Very many of the little coast places too are down at the end of what may be called long shafts, and to the ardent cyclist, intent on mileage, to go down, down, down, for miles till he can see the cows grazing in the fields high overhead, and to arrive at last at a little port where a few old salts sit and smoke and idle, and there is no way of getting out again but by the funnel, is a matter for as strong comment as conscience permits. Yet again for those who love what is beautiful and unhackneyed, there is charm beyond measure in the spirit of these places. In Polperro, which might be a bit of Brittany planted wholesale in our land; or Fowey, with its unforgettable harbour, where the blue tide creeps up like a stain of spreading dye; or in Mullion, with its huge rounded masses of rock lying off the coast.

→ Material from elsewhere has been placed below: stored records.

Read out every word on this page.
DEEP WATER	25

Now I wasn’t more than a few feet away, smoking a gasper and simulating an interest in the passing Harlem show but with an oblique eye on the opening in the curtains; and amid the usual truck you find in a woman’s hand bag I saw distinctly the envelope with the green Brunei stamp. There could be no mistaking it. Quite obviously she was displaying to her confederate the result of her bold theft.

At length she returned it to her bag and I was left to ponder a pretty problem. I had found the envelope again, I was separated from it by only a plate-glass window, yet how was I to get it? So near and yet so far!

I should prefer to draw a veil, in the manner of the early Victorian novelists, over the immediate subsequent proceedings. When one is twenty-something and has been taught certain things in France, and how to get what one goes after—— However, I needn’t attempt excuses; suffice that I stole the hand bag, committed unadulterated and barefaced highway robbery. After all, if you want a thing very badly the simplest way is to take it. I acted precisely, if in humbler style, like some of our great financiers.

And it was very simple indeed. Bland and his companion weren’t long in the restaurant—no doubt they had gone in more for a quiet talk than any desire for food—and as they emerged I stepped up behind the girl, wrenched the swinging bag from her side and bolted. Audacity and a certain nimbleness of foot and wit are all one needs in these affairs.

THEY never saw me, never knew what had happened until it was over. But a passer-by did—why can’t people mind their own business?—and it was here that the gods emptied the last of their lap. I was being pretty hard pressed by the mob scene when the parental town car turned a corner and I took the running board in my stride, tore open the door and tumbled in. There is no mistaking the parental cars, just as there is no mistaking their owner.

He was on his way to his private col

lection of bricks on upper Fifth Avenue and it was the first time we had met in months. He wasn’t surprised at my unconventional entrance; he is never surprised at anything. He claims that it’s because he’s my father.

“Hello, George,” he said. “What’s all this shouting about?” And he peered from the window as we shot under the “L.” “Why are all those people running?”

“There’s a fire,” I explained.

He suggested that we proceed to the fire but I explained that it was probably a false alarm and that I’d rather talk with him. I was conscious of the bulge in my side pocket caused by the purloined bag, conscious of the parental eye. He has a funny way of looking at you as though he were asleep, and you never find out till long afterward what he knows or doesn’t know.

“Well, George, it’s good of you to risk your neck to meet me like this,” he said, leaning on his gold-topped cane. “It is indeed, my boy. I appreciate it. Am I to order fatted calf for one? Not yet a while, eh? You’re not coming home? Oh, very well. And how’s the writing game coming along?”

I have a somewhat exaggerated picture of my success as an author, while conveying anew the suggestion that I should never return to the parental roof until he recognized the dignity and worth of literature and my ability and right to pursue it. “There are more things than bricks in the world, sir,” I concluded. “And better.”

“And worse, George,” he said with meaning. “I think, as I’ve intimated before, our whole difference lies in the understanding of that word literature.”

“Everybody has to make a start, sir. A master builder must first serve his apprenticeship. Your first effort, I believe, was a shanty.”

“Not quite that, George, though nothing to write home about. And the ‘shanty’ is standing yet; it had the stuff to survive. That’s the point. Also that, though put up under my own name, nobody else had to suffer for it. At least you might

Another popular idea of Cornwall, also mistaken, is that the interior of the Duchy is hideous and only the coast beautiful. There is much that is ugly no doubt; raw places where the half-grown mounds of rubbish and crumbling chimneys mark disused tin-mines; where the sharp and hard outlines of slate shriek at you everywhere; where ragged, scrubby fences break up an endless series of barren-looking fields, and the whole landscape gives the impression that it is flying at a terrific speed westward, heading into the prevailing wind, because all the trees and shrubs that have managed to survive it at all are bent nearly double. But what of the glorious wooded slopes in Bodmin neighbourhood where smooth roads wind between the rich growth of woods? What of the famous valleys such as Luxulyan and others? There is plenty inland attractive enough if one knows where to look for it.